'Tis the Season for Winter Temp Jobs
Leaves turning scarlet don't just herald the coming of fall – they signal the start of seasonal hiring for winter jobs. Recession or no, many businesses must staff up, either to maximize sales during the critical holiday selling season or to get their business off to a good start in 2010.
With unemployment high, it'll be a competitive hiring season this year, so start your search early. In a survey of more than 1,000 hiring managers conducted by Ipsos Public Affairs, only 58 percent said they planned to hire as many workers as last year.
On the bright side, those temp jobs stand a decent chance of turning into permanent hires if companies are pleased with workers' performance – in the survey, 51 percent said their temp hires could be asked to stay on, compared with 45 percent last year.
Winter job possibilities run the full gamut from warehouse work to positions for accountants and human-resource professionals. Here's a look at who's hiring:
Some retailers may be cautious about hiring, but others are plunging ahead. SnagAJob senior marketing vice president Cathy McCarthy reports Toys"R"Us plans to hire 35,000 seasonal associates. Also hiring: portrait studios looking for photographers and customer service representatives. McCarthy says JC Penney Portrait Studios and Picture People are two she's seen staffing up.
"I would say value retail is doing quite well," she says. "Think about Walmart or Target."
Many large retailers will also be hiring additional warehouse associates to pick and pack items to go both direct to customers and out to stores. If you don't want to deal with cranky customers or want night shifts, this could be the ticket.
Retail is increasingly handled over the Internet which means customer service positions that can be done from home or at call centers. Recruiting firm VIPDesk (http://www.VIPdesk.com) recently reported it was hiring 250 home-based customer service agents for Eddie Bauer, to work part-time during the holiday season.
We may spend less for our holiday gifts, but we've still got to get them to our aunt in Spokane or cousin in Cincinnati. All the major shipping companies hire more drivers to handle the seasonal spike in package volume, notes McCarthy.

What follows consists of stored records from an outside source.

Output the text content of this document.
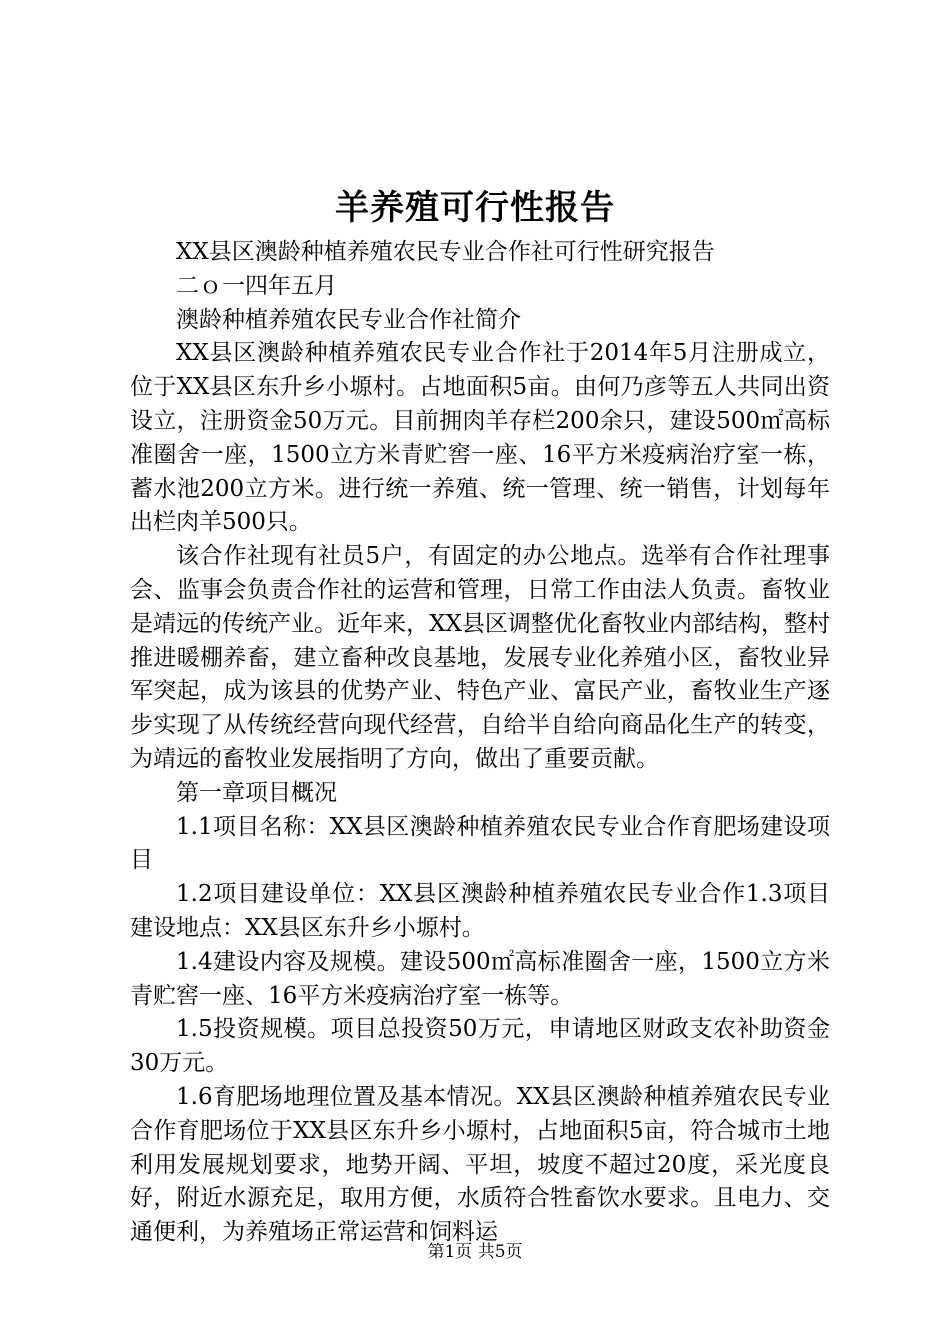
羊养殖可行性报告

XX县区澳龄种植养殖农民专业合作社可行性研究报告

二ｏ一四年五月

澳龄种植养殖农民专业合作社简介

XX县区澳龄种植养殖农民专业合作社于2014年5月注册成立，位于XX县区东升乡小塬村。占地面积5亩。由何乃彦等五人共同出资设立，注册资金50万元。目前拥肉羊存栏200余只，建设500㎡高标准圈舍一座，1500立方米青贮窖一座、16平方米疫病治疗室一栋，蓄水池200立方米。进行统一养殖、统一管理、统一销售，计划每年出栏肉羊500只。

该合作社现有社员5户，有固定的办公地点。选举有合作社理事会、监事会负责合作社的运营和管理，日常工作由法人负责。畜牧业是靖远的传统产业。近年来，XX县区调整优化畜牧业内部结构，整村推进暖棚养畜，建立畜种改良基地，发展专业化养殖小区，畜牧业异军突起，成为该县的优势产业、特色产业、富民产业，畜牧业生产逐步实现了从传统经营向现代经营，自给半自给向商品化生产的转变，为靖远的畜牧业发展指明了方向，做出了重要贡献。

第一章项目概况

1.1项目名称：XX县区澳龄种植养殖农民专业合作育肥场建设项目

1.2项目建设单位：XX县区澳龄种植养殖农民专业合作1.3项目建设地点：XX县区东升乡小塬村。

1.4建设内容及规模。建设500㎡高标准圈舍一座，1500立方米青贮窖一座、16平方米疫病治疗室一栋等。

1.5投资规模。项目总投资50万元，申请地区财政支农补助资金30万元。

1.6育肥场地理位置及基本情况。XX县区澳龄种植养殖农民专业合作育肥场位于XX县区东升乡小塬村，占地面积5亩，符合城市土地利用发展规划要求，地势开阔、平坦，坡度不超过20度，采光度良好，附近水源充足，取用方便，水质符合牲畜饮水要求。且电力、交通便利，为养殖场正常运营和饲料运

第1页 共5页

Holidays aren't complete for many families without a visit to see relatives. This means a boom in airport jobs. For instance, McCarthy reports the National Transportation Safety Agency (TSA) is looking to hire more baggage screeners and people screeners – known as transportation security officers – to help move the crowds through security checkpoints in time to catch their flights.
4. Resorts and hotels.
If you'd like to work where others play, investigate your local ski resort or warm-weather getaway spot. Your best bet may be with a major resort company, which may be able to offer you both winter and summer seasonal employment, as well as other perks.
Vail Resorts Management Company (http://www.vailresorts.com/Corp/index.aspx) senior vice president Mark Gasta reports that his company hires 11,000 people a year for seasonal positions. Besides the expected jobs – housekeeper, concierge, ski instructor, lift operator, customer service reps – Gasta says Vail also hires experienced chefs and wine experts (known as sommeliers) for the high-end dining rooms at their 16 resort properties.
For many outdoor enthusiasts, these seasonal jobs turn into a full-time career, Gasta says. Vail helps some valued workers make their healthcare-extension premium payments during the offseason as a perk to encourage them to come back for summer work in the company's river-rafting resort locations. Some 5,000 people work for Vail year-round.
"Our common story," Gasta says, "is someone who came out after college to be a ski bum for a year and never left."
January is the official start of tax-filing season, so major tax-prep firms such as Jackson Hewitt and H&R Block start hiring tax preparers now, due to the long training period, says Allison O'Kelly, CEO of national recruiting firm Mom Corps (http://www.momcorps.com/). A background working with numbers helps, but they can also teach you from scratch – both tax companies operate their own schools. (http://www.jacksonhewitt.com/TaxPrepInformation/) (http://www.hrblock.com/taxes/planning/tax_courses/index.html)
6. Human resources.
As the economy improves, more companies will be ramping up their expansion plans. That means they need more human resource managers to handle recruiting and hiring. Annual tasks such as reviewing employee-benefit options also ramp up after the first of the year.
"At the beginning of the year, a lot of companies get their new budgets," O'Kelly says, "so that's when they hire."